Healing, Not Hustling: The Case for Coordinated Care for Children and Teens with Complex Trauma and Chronic Needs

Care Coordination: Weaving the Net Before They Fall 

Care coordination for children and adolescents is not just about medical appointments. It is about rebuilding continuity and safety in the lives of youth who have rarely known either. When a 13-year-old girl who survived trafficking finally finds a stable foster placement, she needs a trauma-informed therapist, a pediatrician trained in complex care, a case manager, and often a judge—all to be on the same page. When a 16-year-old boy with autism is discharged from a psychiatric facility after a violent outburst tied to unaddressed trauma, he needs a care coordinator who understands his triggers, his medications, his educational needs, and his housing instability.

Without coordination, these children are trapped in a cycle of institutional care, missed appointments, emergency room visits, and missed developmental milestones. With care coordination, these same youth can experience healing, connection, and the possibility of thriving. 

Managed Care: Reinvesting in Better Outcomes 

For Medicaid systems, managed care offers a structure for reinvestment. Instead of pouring money into high-cost crisis care, states and managed care organizations (MCOs) can redirect funds into prevention, continuity, and community-based services that stabilize children before they spiral. 
 
By embedding care coordination into managed care, states avoid unnecessary emergency room utilization, repeated psychiatric hospitalizations, foster care disruptions, and long-term institutional placements. The cost savings are measurable, but the human impact is even more profound. 
 
And for children and teens with disabilities or chronic health needs tied to trauma, these investments become bridges to possibility, not pipelines to despair. 

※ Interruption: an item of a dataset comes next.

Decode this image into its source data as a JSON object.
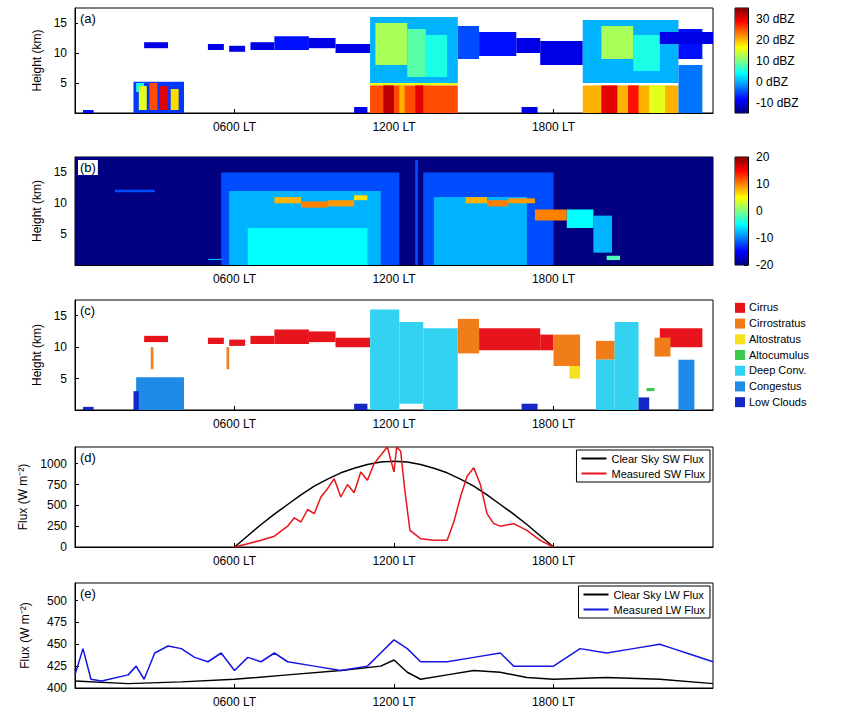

The Role of 1115 Waivers: Innovation for the Invisible 

1115 Waivers give states a platform to innovate for populations that traditional Medicaid structures often miss—especially youth with complex trauma and disability. Waiver-funded pilots can test models that integrate behavioral health and primary care, expand school-based services, and fund trusted adults like peer mentors or culturally specific navigators. 
 
States can also use these waivers to fund upstream interventions: mobile crisis teams for children, youth-specific housing supports, respite care for family caregivers, and training for pediatric providers in trauma-informed approaches. 

Five Innovations Needed Now for Poor Youth

with Trauma and Disability 

  • Trauma-Informed Pediatric Behavioral Health Integration
    Children and teens need behavioral health care embedded in every space they enter—schools, clinics, and homes. Trauma-informed, co-located pediatric care reduces stigma and makes healing routine, not exceptional.
  • School-Based Care Coordinators
    Many youth only touch the system through school. Embedding care coordinators or social workers within schools allows for early identification, ongoing support, and seamless connections to Medicaid and waiver-funded services.
  • Youth-Centered Peer Navigators
    Survivors of violence and trauma often respond best to peers who’ve “been there.” Investing in trained, lived-experience youth navigators can bridge trust gaps between systems and the children they serve.
  • Safe Transition Services for Reentry and Housing-Insecure Youth
    Homeless youth, justice-involved teens, and children aging out of foster care need wraparound services at moments of transition. Medicaid can fund transitional housing, case management, and health services through waiver authorities.
  • Parent and Caregiver Support
    Caregivers of children with disabilities and trauma histories are at high risk of burnout. Waivers can fund respite care, parent training, and mental health services to sustain families and prevent placement disruptions. 

Building a System Worthy of Their Healing 

At the heart of care coordination is not paperwork—it’s presence. It is the commitment to walk alongside children and teenagers through fractured systems and into whole lives. Managed care brings structure and sustainability. The 1115 Waiver brings flexibility and innovation. Together, they create a lifeline for poor children and teenagers who have experienced more harm than any child should have.

We are a care coordination entity, and this is our work: not only to reduce state spending, but to raise the ceiling of what’s possible for every child with complex needs. By aligning FQHCs, hospitals, schools, and community partners, we transform the system from one of reaction to one of relationship.

Because every child deserves a coordinated village—not a broken system.